Puede que les guarde cierto resentimiento. No niego que su desfachatez y la manera en la que eligen deliberadamente exponerse en las redes sociales, constantemente, no me genere cierta envidia. Quien pudiera tener (o volver a tener, también) la irreverencia que teníamos antes de perder nuestra primera discusión en alguna asamblea de la facultad. Ah, esos años de emoción, confianza y amor propio. Estos individuos se plantan ahora desde una plataforma digital a contarnos que nosotros no entendimos a Gramsci y se sienten liderados por un señor que tiene como nombre artístico “Tipito Enojado”. A su favor diré que es un mejor nombre que algunos de los alias que usábamos en las épocas floggers.
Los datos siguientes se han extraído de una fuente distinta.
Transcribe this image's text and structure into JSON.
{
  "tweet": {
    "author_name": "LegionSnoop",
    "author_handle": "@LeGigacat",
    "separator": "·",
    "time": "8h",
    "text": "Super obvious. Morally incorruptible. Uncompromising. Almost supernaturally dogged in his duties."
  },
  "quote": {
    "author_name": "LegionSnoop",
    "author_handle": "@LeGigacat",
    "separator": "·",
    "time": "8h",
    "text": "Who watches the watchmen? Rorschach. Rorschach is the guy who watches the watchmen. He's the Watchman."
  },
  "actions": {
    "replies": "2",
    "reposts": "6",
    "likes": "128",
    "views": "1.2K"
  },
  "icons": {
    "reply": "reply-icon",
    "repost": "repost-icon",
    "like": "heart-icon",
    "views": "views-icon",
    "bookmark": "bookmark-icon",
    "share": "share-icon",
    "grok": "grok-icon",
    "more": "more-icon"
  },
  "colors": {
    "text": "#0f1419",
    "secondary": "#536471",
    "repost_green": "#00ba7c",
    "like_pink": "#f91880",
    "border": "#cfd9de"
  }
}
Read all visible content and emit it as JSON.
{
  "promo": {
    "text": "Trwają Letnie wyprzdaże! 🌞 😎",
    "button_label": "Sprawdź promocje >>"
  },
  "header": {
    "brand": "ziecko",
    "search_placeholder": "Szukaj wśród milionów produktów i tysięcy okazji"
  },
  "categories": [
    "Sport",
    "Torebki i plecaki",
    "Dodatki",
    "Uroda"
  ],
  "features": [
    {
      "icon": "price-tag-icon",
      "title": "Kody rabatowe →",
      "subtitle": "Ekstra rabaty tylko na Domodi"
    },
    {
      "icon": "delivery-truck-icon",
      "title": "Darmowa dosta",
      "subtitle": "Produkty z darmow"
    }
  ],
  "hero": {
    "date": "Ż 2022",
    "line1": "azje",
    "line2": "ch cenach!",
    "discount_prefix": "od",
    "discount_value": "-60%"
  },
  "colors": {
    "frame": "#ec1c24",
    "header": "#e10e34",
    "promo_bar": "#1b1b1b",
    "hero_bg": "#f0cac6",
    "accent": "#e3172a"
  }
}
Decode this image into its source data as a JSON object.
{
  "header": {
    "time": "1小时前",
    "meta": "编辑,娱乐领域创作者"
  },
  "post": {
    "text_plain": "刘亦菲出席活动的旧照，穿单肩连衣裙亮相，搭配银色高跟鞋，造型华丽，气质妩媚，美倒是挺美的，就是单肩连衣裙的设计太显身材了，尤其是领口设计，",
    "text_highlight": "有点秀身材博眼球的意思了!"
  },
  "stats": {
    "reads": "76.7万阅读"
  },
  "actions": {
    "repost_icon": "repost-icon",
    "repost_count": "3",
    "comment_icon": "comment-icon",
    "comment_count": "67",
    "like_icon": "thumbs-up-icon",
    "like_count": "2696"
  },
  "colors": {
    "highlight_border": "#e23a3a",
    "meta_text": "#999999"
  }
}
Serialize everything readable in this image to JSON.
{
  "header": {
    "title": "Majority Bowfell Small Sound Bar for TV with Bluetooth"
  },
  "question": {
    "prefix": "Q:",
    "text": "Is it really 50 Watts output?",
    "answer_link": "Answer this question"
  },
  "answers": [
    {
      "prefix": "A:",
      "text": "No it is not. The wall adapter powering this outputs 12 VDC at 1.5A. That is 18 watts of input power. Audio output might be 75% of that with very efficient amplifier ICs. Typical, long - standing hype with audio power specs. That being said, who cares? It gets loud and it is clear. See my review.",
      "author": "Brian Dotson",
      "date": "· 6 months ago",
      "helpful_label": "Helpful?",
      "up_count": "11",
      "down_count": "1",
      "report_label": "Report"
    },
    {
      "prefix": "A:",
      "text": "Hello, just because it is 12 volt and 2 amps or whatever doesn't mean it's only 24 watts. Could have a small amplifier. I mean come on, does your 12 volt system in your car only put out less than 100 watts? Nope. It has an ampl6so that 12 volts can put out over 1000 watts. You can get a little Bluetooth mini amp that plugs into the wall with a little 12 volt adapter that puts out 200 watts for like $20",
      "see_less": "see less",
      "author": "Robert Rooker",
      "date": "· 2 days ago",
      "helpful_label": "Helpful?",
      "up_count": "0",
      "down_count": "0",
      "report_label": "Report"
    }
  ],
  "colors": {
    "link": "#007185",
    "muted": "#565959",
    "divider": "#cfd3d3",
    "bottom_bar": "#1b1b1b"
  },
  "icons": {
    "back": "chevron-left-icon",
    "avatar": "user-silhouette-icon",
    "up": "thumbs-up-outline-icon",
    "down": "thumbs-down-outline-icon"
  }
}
Superior estéticamente a, por ejemplo, “Ch0c0late con OzitohZ”.
Ya sé, no todos los centennials son así. Sólo los libertarios y aquellos que creen que por haber visto dos entrevistas de Steve Jobs están condenados a ser los próximos Galperines de este país. Pero yo no puedo dejar de sentir cierta desconfianza en una generación que nació cuando ya no se emitía en nuestros televisores el entrañable Dibu con su inolvidable “Mi Familia es un Dibujo”. Por el contrario, son criaturas que no conocen la vida sin internet. No saben lo frustrante que podía ser tener una duda y no contar con Google para que la subsane. Si por algún motivo de pronto te olvidabas cómo moría George Clooney en ER Emergencias, no tenías más remedio que quedarte con la duda hasta que Telefe volviera a emitir ese capítulo y podías pasar años cargando con esa incógnita.
Poco saben los centennials de la vida analógica. Y por algún extraño motivo se obsesionan con cosas que una creería al punto de la extinción, como el mate y Patricia Bullrich. La cantidad de videos en los que intentan explicarnos cómo se prepara un mate perfecto, con qué tipo de yerba y termo, calculando el ángulo de la bombilla y dedicándole horas enteras a un rito más viejo que el tiempo, me subyuga. Creen que lo han inventado. Creen que lo han perfeccionado. Se creen por encima del resto, pero se dejan influenciar por Milei. Es, realmente, una cosa de no creer.
No podemos esperar más de ellos, y lo entiendo. Crecieron en la bonanza de los años post-crisis del 2001, bajo la influencia directa del polimodal, con acceso irrestricto a internet sin tener que pisar un ciber hediondo y en el momento en que Cris Morena pegaba el salto hacia las drogas blandas. El resultado final está a la vista: una generación que pretende interpelarnos por derecha, como si acaso pudiera existir algo rebelde entre las líneas de Agustín Laje o Maslatón. Sorprende verlos siempre, a estos referentes, rodeados en convenciones y cenas y charlar con niñes que podrían ser sus hijos o sus nietos. Me genera, como dirían los jóvenes en cuestión, un cringe que me impide siquiera elaborar más este concepto.
Los centennials son entonces todos aquellos que nacieron hacia fines de los 90 y en la primera década de los 2000. Algunos, dentro de poco, votarán. Otros, sin ir más lejos, serán candidatos. Yo confío en que el devenir histórico de este país los pondrá en perspectiva y en su lugar. Aquellos que comienzan a adentrarse en el mercado laboral deberían saber que siempre y sin distinción generacional existe una herramienta invencible que acaba con los sueños, las expectativas, la irreverencia: el viejo y conocido monotributo.
Y ahí, en ese mundo de flexibilización, apenas si nos alcanza el día para leer dos líneas de lo que tiene para decirnos Maslatón.